We're learning about multi regression in the current module of my statistics course, and the instructor noted that the sum of square errors (SSE) of a full model such as the one below:
$Y_i=\beta_0+\beta_1x_{1i}+\beta_2x_{2i}+\beta_3x_{3i}+\epsilon_i$
is going to be smaller than the SSE for any reduced model, such as the one below (which we obtain under the assumption that $\beta_1=0$):
$Y_i=\beta_0+\beta_2x_{2i}+\beta_3x_{3i}+\epsilon_i$
I'm having trouble understanding why this is true. If SSE is defined as:
$\sum^{n}_{i=1}(y_i-\hat{y_i})$
Shouldn't the full model's SSE be bigger because it has more terms?
Best Answer
If $\beta_1$ is exactly zero, the SSE for full and reduced models will be identical.
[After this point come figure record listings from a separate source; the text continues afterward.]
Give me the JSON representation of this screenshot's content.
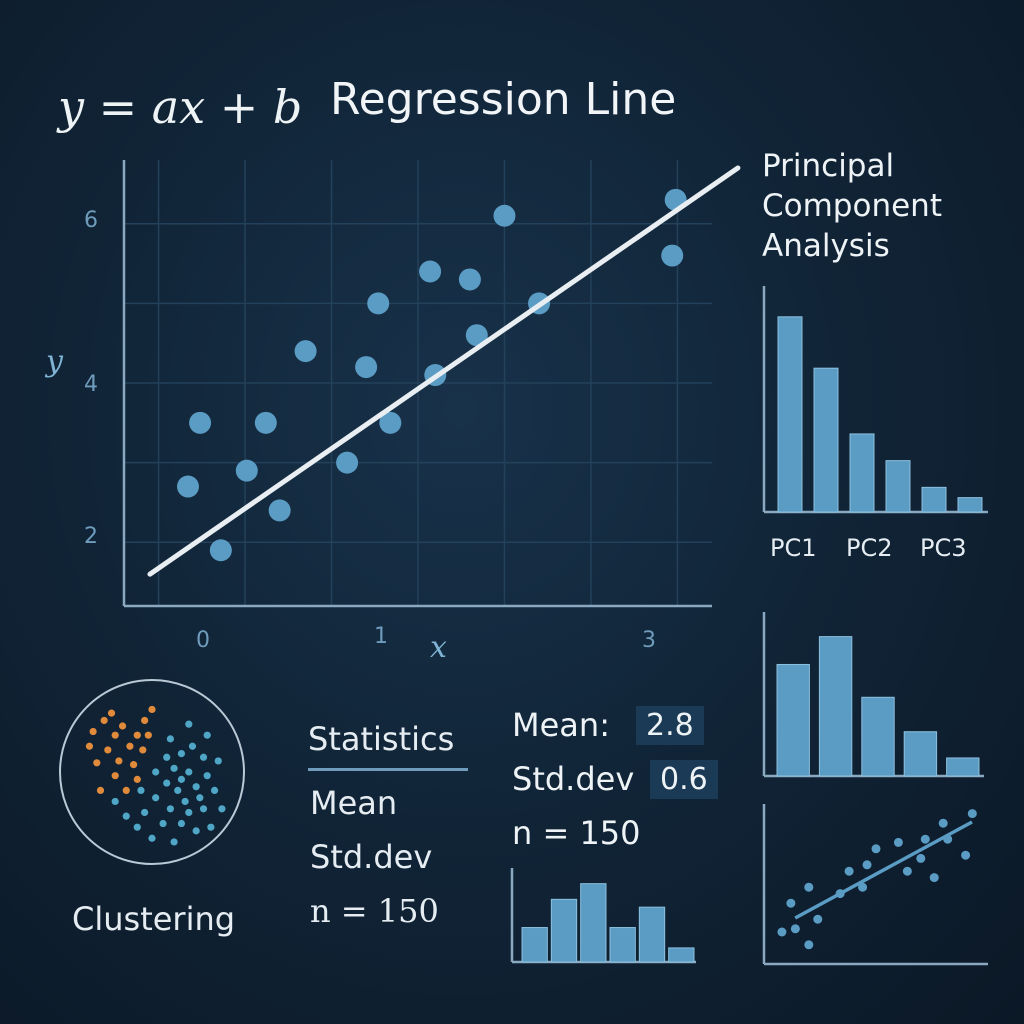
{
  "header": {
    "formula": "y = ax + b",
    "title": "Regression Line"
  },
  "pca": {
    "title": "Principal Component Analysis"
  },
  "stats": {
    "heading": "Statistics",
    "items": [
      "Mean",
      "Std.dev",
      "n = 150"
    ],
    "mean_key": "Mean:",
    "mean_value": "2.8",
    "std_key": "Std.dev",
    "std_value": "0.6",
    "n_text": "n = 150"
  },
  "clustering": {
    "label": "Clustering"
  },
  "colors": {
    "accent": "#5b9cc4",
    "line": "#e9eef2",
    "orange": "#e08a3c",
    "cyan": "#4fa6c6"
  },
  "chart_data": [
    {
      "type": "scatter",
      "title": "Regression Line",
      "xlabel": "x",
      "ylabel": "y",
      "xticks": [
        "0",
        "1",
        "3"
      ],
      "yticks": [
        "2",
        "4",
        "6"
      ],
      "xlim": [
        -0.2,
        3.2
      ],
      "ylim": [
        1.2,
        6.8
      ],
      "points": [
        [
          0.17,
          2.7
        ],
        [
          0.24,
          3.5
        ],
        [
          0.36,
          1.9
        ],
        [
          0.51,
          2.9
        ],
        [
          0.62,
          3.5
        ],
        [
          0.7,
          2.4
        ],
        [
          0.85,
          4.4
        ],
        [
          1.09,
          3.0
        ],
        [
          1.2,
          4.2
        ],
        [
          1.27,
          5.0
        ],
        [
          1.34,
          3.5
        ],
        [
          1.57,
          5.4
        ],
        [
          1.6,
          4.1
        ],
        [
          1.8,
          5.3
        ],
        [
          1.84,
          4.6
        ],
        [
          2.0,
          6.1
        ],
        [
          2.2,
          5.0
        ],
        [
          2.97,
          5.6
        ],
        [
          2.99,
          6.3
        ]
      ],
      "regression": {
        "x": [
          -0.05,
          3.35
        ],
        "y": [
          1.6,
          6.7
        ]
      }
    },
    {
      "type": "bar",
      "title": "Principal Component Analysis",
      "categories": [
        "PC1",
        "",
        "PC2",
        "",
        "PC3",
        ""
      ],
      "tick_labels": [
        "PC1",
        "PC2",
        "PC3"
      ],
      "values": [
        0.95,
        0.7,
        0.38,
        0.25,
        0.12,
        0.07
      ],
      "ylim": [
        0,
        1.1
      ]
    },
    {
      "type": "bar",
      "categories": [
        "",
        "",
        "",
        "",
        ""
      ],
      "values": [
        0.68,
        0.85,
        0.48,
        0.27,
        0.11
      ],
      "ylim": [
        0,
        1.0
      ]
    },
    {
      "type": "bar",
      "categories": [
        "",
        "",
        "",
        "",
        "",
        ""
      ],
      "values": [
        0.44,
        0.8,
        1.0,
        0.44,
        0.7,
        0.18
      ],
      "ylim": [
        0,
        1.2
      ]
    },
    {
      "type": "scatter",
      "points": [
        [
          0.08,
          0.2
        ],
        [
          0.14,
          0.22
        ],
        [
          0.12,
          0.38
        ],
        [
          0.2,
          0.12
        ],
        [
          0.24,
          0.28
        ],
        [
          0.2,
          0.48
        ],
        [
          0.34,
          0.44
        ],
        [
          0.38,
          0.58
        ],
        [
          0.44,
          0.48
        ],
        [
          0.46,
          0.62
        ],
        [
          0.5,
          0.72
        ],
        [
          0.6,
          0.76
        ],
        [
          0.64,
          0.58
        ],
        [
          0.7,
          0.66
        ],
        [
          0.72,
          0.78
        ],
        [
          0.76,
          0.54
        ],
        [
          0.82,
          0.78
        ],
        [
          0.8,
          0.88
        ],
        [
          0.9,
          0.68
        ],
        [
          0.93,
          0.94
        ]
      ],
      "regression": {
        "x": [
          0.05,
          1.05
        ],
        "y": [
          0.1,
          0.95
        ]
      }
    },
    {
      "type": "scatter",
      "title": "Clustering",
      "series": [
        {
          "name": "",
          "points": [
            [
              0.18,
              0.28
            ],
            [
              0.24,
              0.22
            ],
            [
              0.3,
              0.3
            ],
            [
              0.26,
              0.38
            ],
            [
              0.2,
              0.45
            ],
            [
              0.32,
              0.44
            ],
            [
              0.38,
              0.36
            ],
            [
              0.34,
              0.25
            ],
            [
              0.42,
              0.3
            ],
            [
              0.4,
              0.46
            ],
            [
              0.3,
              0.52
            ],
            [
              0.22,
              0.6
            ],
            [
              0.36,
              0.6
            ],
            [
              0.45,
              0.38
            ],
            [
              0.46,
              0.22
            ],
            [
              0.28,
              0.18
            ],
            [
              0.16,
              0.36
            ],
            [
              0.5,
              0.16
            ],
            [
              0.42,
              0.54
            ],
            [
              0.48,
              0.3
            ]
          ]
        },
        {
          "name": "",
          "points": [
            [
              0.6,
              0.32
            ],
            [
              0.66,
              0.4
            ],
            [
              0.72,
              0.36
            ],
            [
              0.78,
              0.42
            ],
            [
              0.62,
              0.48
            ],
            [
              0.7,
              0.5
            ],
            [
              0.8,
              0.52
            ],
            [
              0.74,
              0.58
            ],
            [
              0.64,
              0.6
            ],
            [
              0.58,
              0.56
            ],
            [
              0.84,
              0.6
            ],
            [
              0.68,
              0.66
            ],
            [
              0.78,
              0.7
            ],
            [
              0.6,
              0.7
            ],
            [
              0.52,
              0.64
            ],
            [
              0.46,
              0.72
            ],
            [
              0.56,
              0.78
            ],
            [
              0.66,
              0.78
            ],
            [
              0.74,
              0.82
            ],
            [
              0.5,
              0.86
            ],
            [
              0.62,
              0.88
            ],
            [
              0.42,
              0.8
            ],
            [
              0.86,
              0.44
            ],
            [
              0.7,
              0.24
            ],
            [
              0.8,
              0.3
            ],
            [
              0.88,
              0.7
            ],
            [
              0.58,
              0.42
            ],
            [
              0.52,
              0.5
            ],
            [
              0.76,
              0.64
            ],
            [
              0.36,
              0.74
            ],
            [
              0.3,
              0.66
            ],
            [
              0.44,
              0.6
            ],
            [
              0.7,
              0.72
            ],
            [
              0.82,
              0.8
            ],
            [
              0.66,
              0.54
            ]
          ]
        }
      ]
    }
  ]
}
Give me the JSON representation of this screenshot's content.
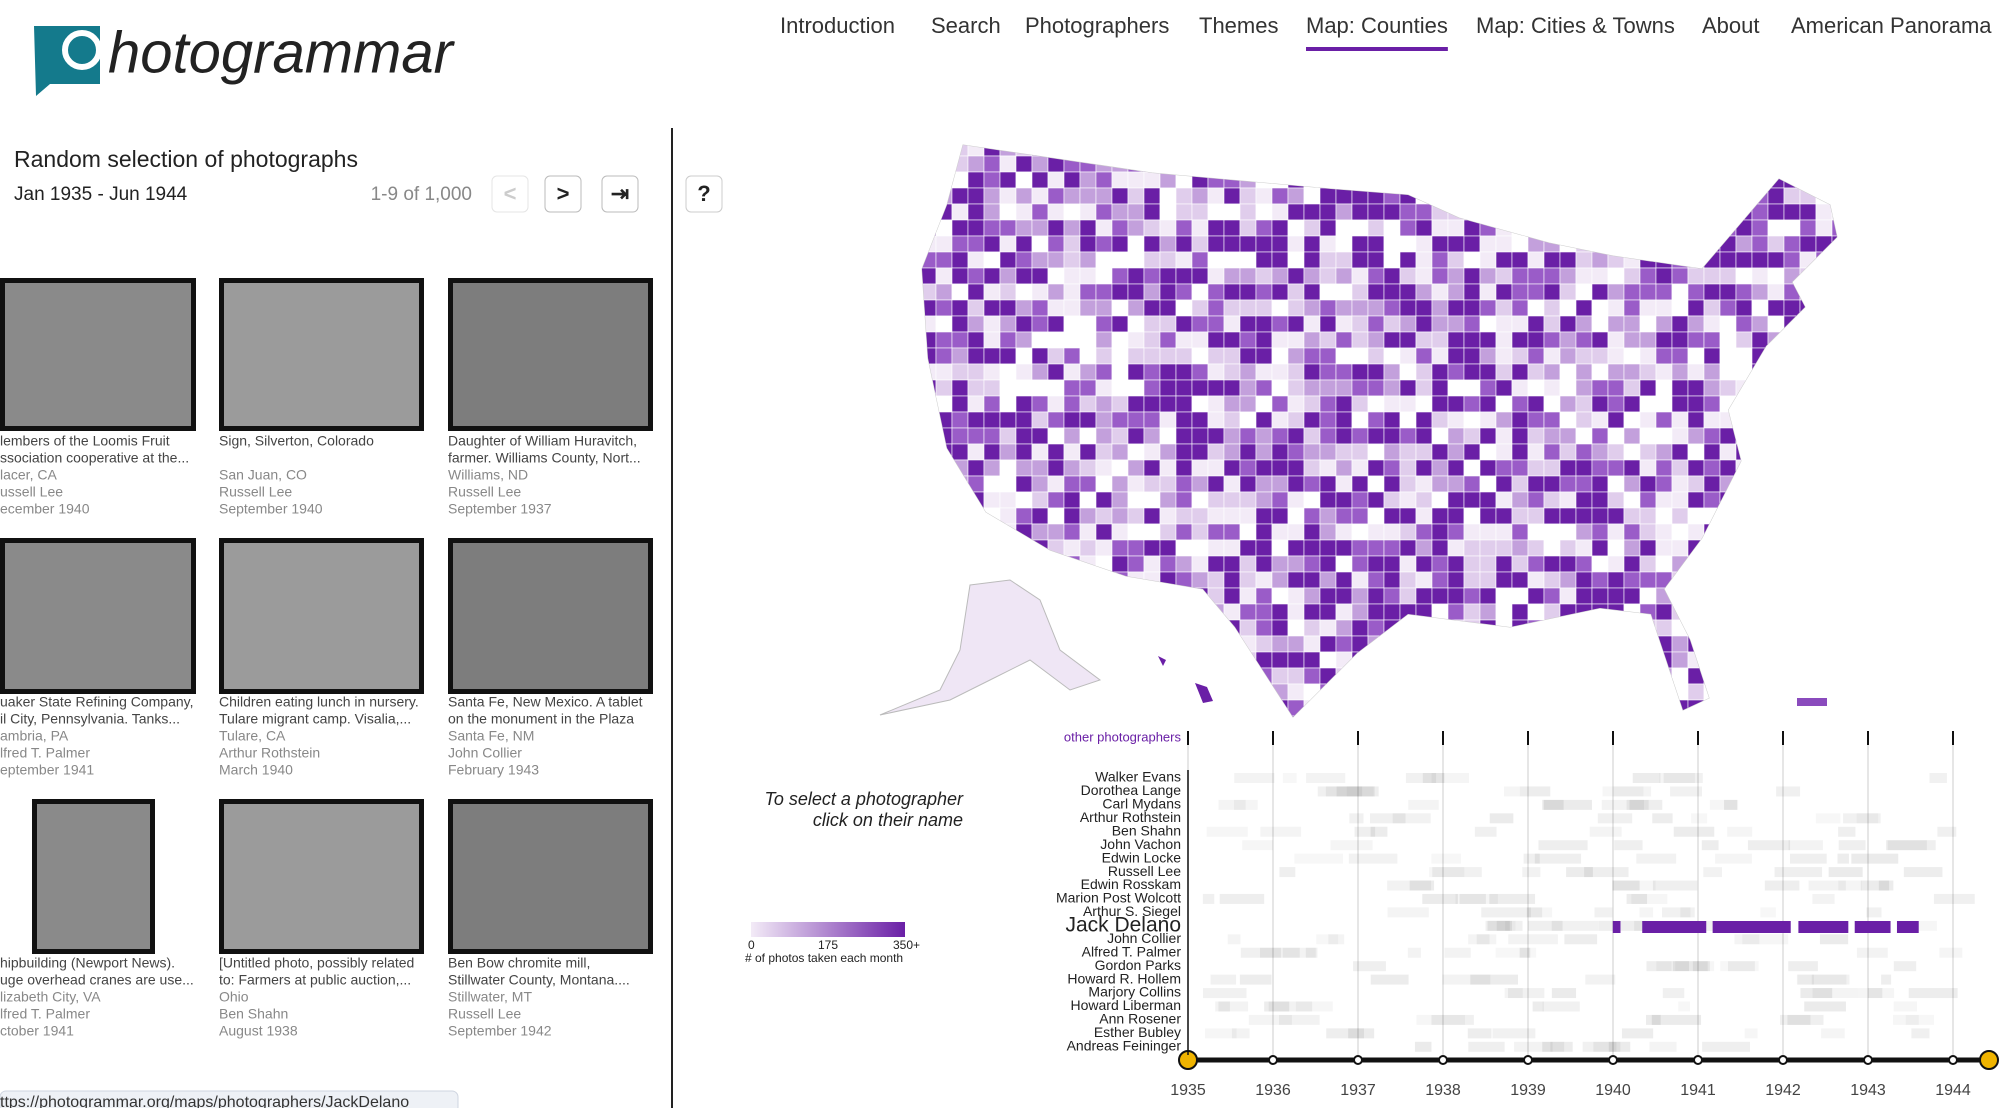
{
  "logo": "hotogrammar",
  "nav": [
    "Introduction",
    "Search",
    "Photographers",
    "Themes",
    "Map: Counties",
    "Map: Cities & Towns",
    "About",
    "American Panorama"
  ],
  "panel": {
    "title": "Random selection of photographs",
    "date_range": "Jan 1935 - Jun 1944",
    "pagination": "1-9 of 1,000",
    "buttons": [
      "<",
      ">",
      "⇥"
    ]
  },
  "help": "?",
  "photos": [
    {
      "title": [
        "lembers of the Loomis Fruit",
        "ssociation cooperative at the..."
      ],
      "place": "lacer, CA",
      "photographer": "ussell Lee",
      "date": "ecember 1940"
    },
    {
      "title": [
        "Sign, Silverton, Colorado"
      ],
      "place": "San Juan, CO",
      "photographer": "Russell Lee",
      "date": "September 1940"
    },
    {
      "title": [
        "Daughter of William Huravitch,",
        "farmer. Williams County, Nort..."
      ],
      "place": "Williams, ND",
      "photographer": "Russell Lee",
      "date": "September 1937"
    },
    {
      "title": [
        "uaker State Refining Company,",
        "il City, Pennsylvania. Tanks..."
      ],
      "place": "ambria, PA",
      "photographer": "lfred T. Palmer",
      "date": "eptember 1941"
    },
    {
      "title": [
        "Children eating lunch in nursery.",
        "Tulare migrant camp. Visalia,..."
      ],
      "place": "Tulare, CA",
      "photographer": "Arthur Rothstein",
      "date": "March 1940"
    },
    {
      "title": [
        "Santa Fe, New Mexico. A tablet",
        "on the monument in the Plaza"
      ],
      "place": "Santa Fe, NM",
      "photographer": "John Collier",
      "date": "February 1943"
    },
    {
      "title": [
        "hipbuilding (Newport News).",
        "uge overhead cranes are use..."
      ],
      "place": "lizabeth City, VA",
      "photographer": "lfred T. Palmer",
      "date": "ctober 1941"
    },
    {
      "title": [
        "[Untitled photo, possibly related",
        "to: Farmers at public auction,..."
      ],
      "place": "Ohio",
      "photographer": "Ben Shahn",
      "date": "August 1938"
    },
    {
      "title": [
        "Ben Bow chromite mill,",
        "Stillwater County, Montana...."
      ],
      "place": "Stillwater, MT",
      "photographer": "Russell Lee",
      "date": "September 1942"
    }
  ],
  "legend": {
    "min": 0,
    "mid": 175,
    "max": "350+",
    "caption": "# of photos taken each month"
  },
  "timeline": {
    "other": "other photographers",
    "instruction": [
      "To select a photographer",
      "click on their name"
    ],
    "photographers": [
      "Walker Evans",
      "Dorothea Lange",
      "Carl Mydans",
      "Arthur Rothstein",
      "Ben Shahn",
      "John Vachon",
      "Edwin Locke",
      "Russell Lee",
      "Edwin Rosskam",
      "Marion Post Wolcott",
      "Arthur S. Siegel",
      "Jack Delano",
      "John Collier",
      "Alfred T. Palmer",
      "Gordon Parks",
      "Howard R. Hollem",
      "Marjory Collins",
      "Howard Liberman",
      "Ann Rosener",
      "Esther Bubley",
      "Andreas Feininger"
    ],
    "years": [
      1935,
      1936,
      1937,
      1938,
      1939,
      1940,
      1941,
      1942,
      1943,
      1944
    ]
  },
  "status_url": "ttps://photogrammar.org/maps/photographers/JackDelano"
}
To the extent $\beta_1$ is not exactly zero, the component of the variance (sums of squares) of Y attributable to $x_1$ is added to the SSE, all else being equal, as it is no longer represented in the model anywhere but e (the residual variance).
So the SSE for a reduced model can never be smaller than the SSE for a full model, because it's the SSE for the full model plus any SS attributable to the constraints to the extent they are something other than exactly true.